OKR Tracker
Set goals the way Intel invented and Google scaled. Each Objective is a qualitative aim; each Key Result is a measurable target that proves you reached it. Track 3-5 Objectives per quarter with 3-5 KRs each, drag progress sliders, and see overall progress live. Auto-saves in your browser, exports as SVG, PNG, JSON or text.
Auto-saved in your browser's localStorage on this device only. Nothing is uploaded.
How to use this okr tracker
- Set 3-5 Objectives for the period — no more. More than five means nothing will get done; fewer than three means you've conflated Objectives with tasks.
- Write each Objective qualitatively and inspirationally. 'Become the easiest payments platform for European freelancers' beats 'Increase revenue 20%' — the latter is a Key Result, not an Objective.
- Add 3-5 measurable Key Results per Objective, each with a current value, target value and a deadline. KRs that just say 'improve X' fail at review time — you can't tell if you've succeeded.
- Update progress weekly — don't wait for quarter-end. The Key Result that doesn't move for 6 weeks is the one telling you something's wrong with the strategy.
- Export as PNG for all-hands updates, SVG for office walls, or JSON to reset for next quarter.
Frequently asked questions
What are OKRs?
Objectives and Key Results — a goal-setting framework invented by Andy Grove at Intel in the 1970s and scaled at Google by John Doerr in 1999. Each Objective is a qualitative aim ('what we want to achieve'), supported by 3-5 measurable Key Results ('how we'll know we got there').
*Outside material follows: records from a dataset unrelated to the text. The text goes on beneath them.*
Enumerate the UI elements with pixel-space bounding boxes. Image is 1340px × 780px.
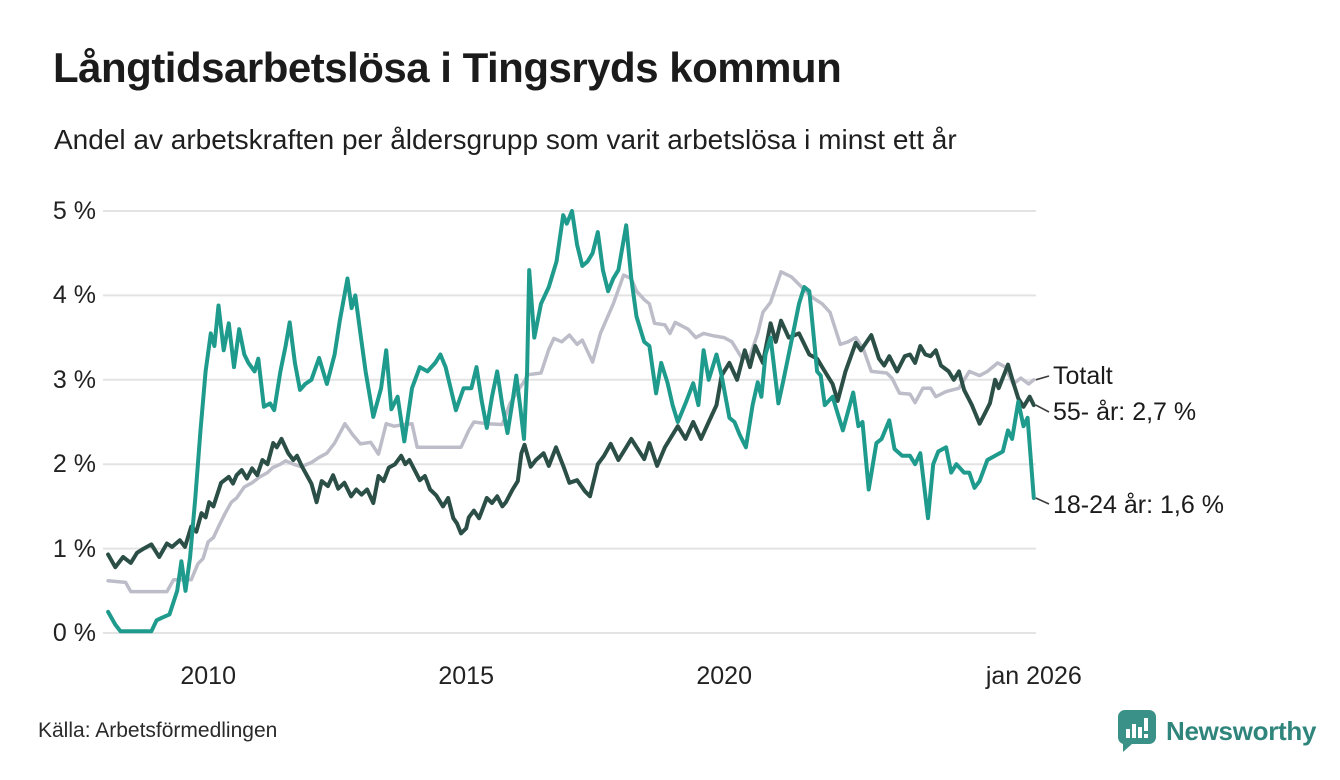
annotation-leader-line	[1035, 404, 1050, 413]
y-tick-label: 0 %	[52, 619, 96, 647]
series-end-label-18-24: 18-24 år: 1,6 %	[1053, 491, 1224, 519]
series-line-18-24-r	[106, 209, 1036, 634]
brand-logo: Newsworthy	[1117, 709, 1316, 753]
x-tick-label: 2010	[180, 662, 236, 690]
x-tick-label: 2015	[438, 662, 494, 690]
series-end-label-totalt: Totalt	[1053, 362, 1113, 390]
page-subtitle: Andel av arbetskraften per åldersgrupp s…	[54, 124, 957, 155]
series-line-55-r	[106, 318, 1036, 570]
source-note: Källa: Arbetsförmedlingen	[38, 719, 278, 742]
newsworthy-icon	[1117, 709, 1157, 753]
x-tick-label: jan 2026	[985, 662, 1082, 690]
x-tick-label: 2020	[696, 662, 752, 690]
series-end-label-55: 55- år: 2,7 %	[1053, 398, 1197, 426]
y-tick-label: 5 %	[52, 197, 96, 225]
y-tick-label: 2 %	[52, 450, 96, 479]
brand-name: Newsworthy	[1166, 715, 1317, 746]
y-tick-label: 4 %	[52, 281, 96, 310]
annotation-leader-line	[1035, 375, 1050, 381]
page-title: Långtidsarbetslösa i Tingsryds kommun	[53, 44, 842, 91]
y-tick-label: 1 %	[52, 534, 96, 563]
y-tick-label: 3 %	[52, 365, 96, 394]
series-line-totalt	[106, 270, 1036, 594]
annotation-leader-line	[1035, 497, 1050, 505]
Used by most major tech companies and increasingly by non-tech businesses.
How is progress calculated?
Per-objective progress is the average of its Key Results' progress percentages. Overall progress is the average across all Objectives. Weighted variants exist (some KRs matter more) but the simple average works well enough — don't over-engineer this.
Should I aim to hit 100% of my OKRs?
No — that's the difference between OKRs and KPIs. Google's culture aims for 70%. Hitting every OKR consistently means the Objectives weren't ambitious enough. OKRs are meant to stretch; KPIs are meant to be met. Don't mix them. And never tie compensation directly to OKR completion — people will sandbag targets the moment you do.
OKRs vs KPIs vs SMART goals — what's the difference?
KPIs are continuous metrics you monitor (server uptime, churn rate). SMART goals are specific, single-shot targets ('reduce churn from 5% to 3% by December'). OKRs combine a directional Objective with multiple KRs and an ambition level — Google deliberately sets them so 70% completion is success. SMART works for individuals and teams; OKRs work for organisations that need everyone pulling the same direction.
How often should OKRs be reviewed?
Weekly check-in (15 minutes — has anything stalled), monthly review (60 minutes — are we on track), quarterly retrospective (set new ones, score the old). Skipping the weekly check-in is the most common failure mode — Objectives quietly die over the quarter and resurface at review time as obvious losses.